05:39 EST Adaptimmune SPEAR T-cell platform delivers initial responses - Adaptimmune Therapeutics reported two confirmed Partial Responses, or PRs, - one in a patient with liver cancer and one in a patient with melanoma. There are also two unconfirmed PRs - one in a patient with gastro-esophageal junction cancer and one in a patient with head and neck cancer. These data further confirm the potential of Adaptimmune's SPEAR T-cell platform for patients with multiple solid tumors. Data were previously reported showing compelling efficacy with ADP-A2M4 in synovial sarcoma. "These responses demonstrate that our proprietary SPEAR T-cell platform is clearly active and can overcome the challenges of treating a range of solid tumors with a T-cell therapy product," said Adrian Rawcliffe, Adaptimmune's CEO. "These are early results and we need more patient data and durability information to determine which therapies to develop. Nonetheless, this is a critical demonstration of the value of our SPEAR T-cell therapies for people with cancer and a validation of the importance of our proprietary affinity engineering. I couldn't be prouder of the team at Adaptimmune, and we are grateful to the investigators and patients who have put their faith in our treatment. We look forward to presenting data from these trials at future scientific congresses." There continues to be a favorable benefit:risk profile for all products and indications under study. Most adverse events are consistent with those typically experienced by cancer patients undergoing cytotoxic chemotherapy or other cancer immunotherapies. Adverse events (including cytokine release syndrome, neurotoxicity, and prolonged cytopenias) occur at rates consistent with other T-cell therapies, and are managed in keeping with current guidelines.

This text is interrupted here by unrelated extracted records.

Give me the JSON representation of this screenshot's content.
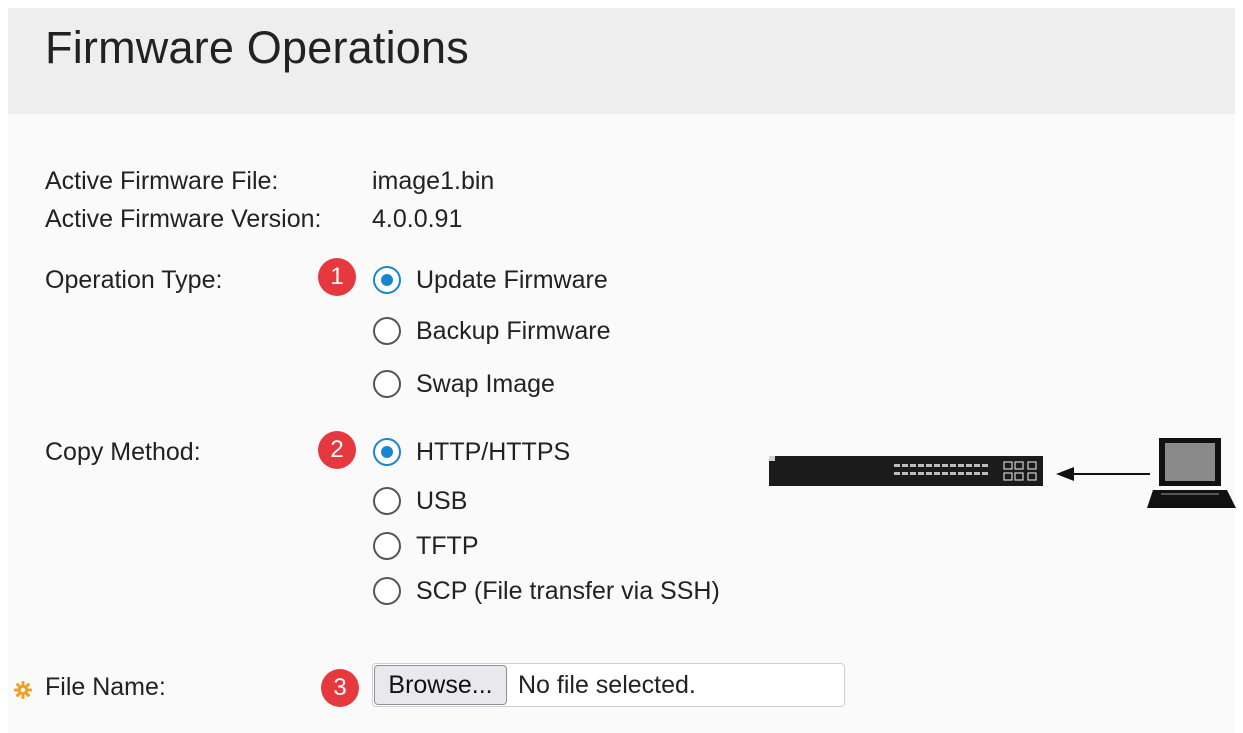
{
  "page": {
    "title": "Firmware Operations"
  },
  "info": {
    "active_file_label": "Active Firmware File:",
    "active_file_value": "image1.bin",
    "active_version_label": "Active Firmware Version:",
    "active_version_value": "4.0.0.91"
  },
  "operation_type": {
    "label": "Operation Type:",
    "step_badge": "1",
    "options": [
      {
        "label": "Update Firmware",
        "checked": true
      },
      {
        "label": "Backup Firmware",
        "checked": false
      },
      {
        "label": "Swap Image",
        "checked": false
      }
    ]
  },
  "copy_method": {
    "label": "Copy Method:",
    "step_badge": "2",
    "options": [
      {
        "label": "HTTP/HTTPS",
        "checked": true
      },
      {
        "label": "USB",
        "checked": false
      },
      {
        "label": "TFTP",
        "checked": false
      },
      {
        "label": "SCP (File transfer via SSH)",
        "checked": false
      }
    ]
  },
  "file_name": {
    "label": "File Name:",
    "step_badge": "3",
    "browse_label": "Browse...",
    "status": "No file selected."
  },
  "icons": {
    "required": "required-star-icon",
    "switch": "network-switch-icon",
    "arrow": "arrow-left-icon",
    "laptop": "laptop-icon"
  },
  "colors": {
    "accent": "#1a86d0",
    "badge": "#e5393f",
    "header_bg": "#eeeeee",
    "required_icon": "#f0a020"
  }
}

05:10 EST ObsEva, Yuyuan announce sublicense agreement to develop, commercialize nolasiban - ObsEva and Yuyuan BioScience Technology announced that they have entered into a sublicense agreement to develop and commercialize nolasiban for improving clinical pregnancy and live birth rates in women undergoing embryo transfer following in-vitro fertilization, or IVF, in the People's Republic of China, or PRC. Nolasiban is a novel, oral oxytocin receptor antagonist, for which two Phase 3 studies have been completed in Europe. Under the terms of the agreement, Yuyuan has the exclusive rights to develop and commercialize nolasiban in the PRC. They will fund all development and registration activities in the PRC starting with the commitment to fund and conduct a Phase 1 study and a Phase 2 Proof-of-Concept study in China. Both companies plan to collaborate on the subsequent global development of nolasiban, but Obseva will retain worldwide rights to the product outside of the PRC. In addition, both companies will seek to expand their collaboration in China on other projects. Financial terms of the deal are not being disclosed.